Despite oil sales remaining subdued at an average of 297 barrels per day due to ongoing specification constraints, the company maintained full gas production capacity, with Mereenie field gas sales capacity nearing 27.9 TJ/day and Palm Valley steady at 6.2 TJ/day. The Dingo gas field also saw a 6.6% increase in sales volumes, supplying the Owen Springs Power Station near Alice Springs.
Multi-Year Gas Supply Agreement Secures Future Revenue and Production Expansion
In a key development post-quarter, Central secured a multi-year Gas Sales Agreement with the Northern Territory Government to supply up to 21 PJ of gas through to 2034, underpinning firm demand for the Palm Valley Joint Venture’s output. This contract supports the drilling of two new wells at Palm Valley, expected to commence mid-2026 and boost production capacity by approximately 40%, potentially increasing output to the plant’s 15 TJ/day capacity.
The new wells will be connected to existing infrastructure, enabling a rapid ramp-up in supply. This agreement replaces an earlier letter of intent and is backed by a fixed market price with CPI escalation and take-or-pay provisions, providing Central with greater revenue certainty.
Strategic Expansion into Otway and Cooper Basins Advances
During the quarter, Central invested $10.9 million to acquire interests in exploration permits across the Otway and Cooper Basins, marking a strategic expansion beyond its Northern Territory core. These acquisitions complement the company’s existing portfolio and position it for a multi-well drilling campaign starting in the second half of 2026, including prospects with significant gas-in-place estimates.
Central has also entered a conditional agreement to sell its interests in sub-salt Amadeus Basin permits EP112 and EP125 to UK-listed Georgina Energy Plc, in exchange for a 25% equity stake in Georgina. Should this transaction complete, drilling of a sub-salt exploration well targeting helium and hydrocarbons is planned for mid-2027.
Financial Position and Capital Management
Central’s cash balance declined to $19.5 million at quarter-end from $29.4 million in December, largely reflecting the exploration permit acquisitions and related costs. Operationally, the company generated positive net operating cash inflows of $2 million after exploration and interest costs. Net debt stood at $5.2 million, including $2.5 million held as security for the loan facility.
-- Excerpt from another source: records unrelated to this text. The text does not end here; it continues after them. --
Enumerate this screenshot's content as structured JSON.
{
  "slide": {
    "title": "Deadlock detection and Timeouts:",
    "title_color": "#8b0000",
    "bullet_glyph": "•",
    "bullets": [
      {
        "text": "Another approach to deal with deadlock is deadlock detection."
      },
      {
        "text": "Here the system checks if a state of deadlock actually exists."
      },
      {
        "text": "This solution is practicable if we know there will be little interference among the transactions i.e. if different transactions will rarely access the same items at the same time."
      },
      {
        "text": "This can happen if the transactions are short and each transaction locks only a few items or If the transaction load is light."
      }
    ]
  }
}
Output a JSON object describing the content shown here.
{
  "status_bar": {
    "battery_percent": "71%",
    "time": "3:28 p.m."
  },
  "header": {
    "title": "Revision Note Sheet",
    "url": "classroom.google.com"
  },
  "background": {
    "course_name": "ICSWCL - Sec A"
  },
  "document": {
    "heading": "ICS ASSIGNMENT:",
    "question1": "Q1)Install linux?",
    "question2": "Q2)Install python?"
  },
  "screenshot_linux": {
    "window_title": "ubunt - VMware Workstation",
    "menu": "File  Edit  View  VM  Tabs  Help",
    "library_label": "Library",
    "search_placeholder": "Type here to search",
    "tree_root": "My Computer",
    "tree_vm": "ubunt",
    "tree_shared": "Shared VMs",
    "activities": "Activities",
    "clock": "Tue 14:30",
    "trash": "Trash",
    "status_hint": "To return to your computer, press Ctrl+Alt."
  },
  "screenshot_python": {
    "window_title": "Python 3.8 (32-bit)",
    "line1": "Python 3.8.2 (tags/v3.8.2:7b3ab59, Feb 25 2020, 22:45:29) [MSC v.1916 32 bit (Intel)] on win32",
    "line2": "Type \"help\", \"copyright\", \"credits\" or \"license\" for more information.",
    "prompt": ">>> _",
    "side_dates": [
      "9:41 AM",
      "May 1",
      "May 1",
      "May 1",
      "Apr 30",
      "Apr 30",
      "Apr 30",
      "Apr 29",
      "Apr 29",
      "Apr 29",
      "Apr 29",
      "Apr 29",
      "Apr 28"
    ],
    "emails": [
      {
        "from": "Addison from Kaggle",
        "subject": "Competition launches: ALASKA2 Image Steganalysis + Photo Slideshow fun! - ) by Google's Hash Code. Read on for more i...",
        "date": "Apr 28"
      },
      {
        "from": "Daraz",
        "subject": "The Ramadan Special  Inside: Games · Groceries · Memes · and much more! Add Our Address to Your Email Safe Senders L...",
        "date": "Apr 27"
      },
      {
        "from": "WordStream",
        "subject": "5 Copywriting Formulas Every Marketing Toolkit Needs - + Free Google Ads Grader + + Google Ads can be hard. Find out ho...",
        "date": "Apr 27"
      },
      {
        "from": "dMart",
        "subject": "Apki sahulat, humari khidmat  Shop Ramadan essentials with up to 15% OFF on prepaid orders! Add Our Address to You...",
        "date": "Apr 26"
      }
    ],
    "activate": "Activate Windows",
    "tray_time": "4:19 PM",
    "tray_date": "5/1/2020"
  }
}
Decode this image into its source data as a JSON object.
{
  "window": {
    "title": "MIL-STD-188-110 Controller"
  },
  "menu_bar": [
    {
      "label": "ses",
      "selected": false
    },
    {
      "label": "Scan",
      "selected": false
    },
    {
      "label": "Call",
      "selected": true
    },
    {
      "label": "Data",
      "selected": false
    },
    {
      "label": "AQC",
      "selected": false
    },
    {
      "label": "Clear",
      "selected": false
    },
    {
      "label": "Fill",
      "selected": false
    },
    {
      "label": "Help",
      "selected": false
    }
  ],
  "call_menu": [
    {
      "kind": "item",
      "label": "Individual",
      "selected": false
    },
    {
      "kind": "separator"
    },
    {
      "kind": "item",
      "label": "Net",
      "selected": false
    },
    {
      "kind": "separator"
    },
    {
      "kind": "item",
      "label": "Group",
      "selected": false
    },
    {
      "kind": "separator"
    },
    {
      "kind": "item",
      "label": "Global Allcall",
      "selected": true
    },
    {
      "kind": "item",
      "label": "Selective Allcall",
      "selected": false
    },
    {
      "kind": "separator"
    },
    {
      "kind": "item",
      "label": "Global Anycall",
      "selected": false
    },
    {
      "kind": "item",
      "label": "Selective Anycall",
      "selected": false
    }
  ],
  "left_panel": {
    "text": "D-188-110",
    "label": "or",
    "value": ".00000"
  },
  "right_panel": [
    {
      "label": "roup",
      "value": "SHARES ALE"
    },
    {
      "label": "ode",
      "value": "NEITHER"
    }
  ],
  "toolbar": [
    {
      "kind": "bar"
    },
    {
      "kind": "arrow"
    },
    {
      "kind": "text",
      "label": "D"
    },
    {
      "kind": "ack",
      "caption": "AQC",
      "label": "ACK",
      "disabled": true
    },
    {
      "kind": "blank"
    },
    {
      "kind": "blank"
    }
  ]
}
To support the Palm Valley drilling acceleration, the company increased its loan facility to $15 million in April, with flexible repayment terms starting in 2027. Meanwhile, Central continued its on-market share buy-back program, acquiring 1.39 million shares in January at an average price of 6.3 cents per share.
Safety Record and Outlook
Central recorded no reportable safety incidents during the quarter, maintaining a Total Recordable Injury Frequency Rate of zero. With drilling preparations underway, including site works and equipment procurement for Palm Valley, the company is poised for a potentially transformative period of production growth.
While oil sales constraints persist, Central’s focus on gas production and the secured multi-year supply contract provide a clearer revenue pathway. The ongoing exploration and expansion into new basins add further optionality, though the success of drilling programs and permit transactions will be critical to watch.
This quarter’s results and strategic moves build on Central’s earlier announcements, including the binding gas sales agreement and Otway and Cooper Basin acquisitions, positioning the company at an inflection point between steady production and growth potential.
Bottom Line?
Central Petroleum’s new multi-year gas deal and drilling plans could reshape its production profile, but execution risks remain around well performance and oil sales recovery.
Questions in the middle?
- Will the new Palm Valley wells deliver the targeted 40% capacity increase on schedule?
- How will ongoing oil sales constraints impact overall revenue and cash flow?
- What are the prospects and timelines for the conditional sale of Amadeus Basin permits to Georgina Energy?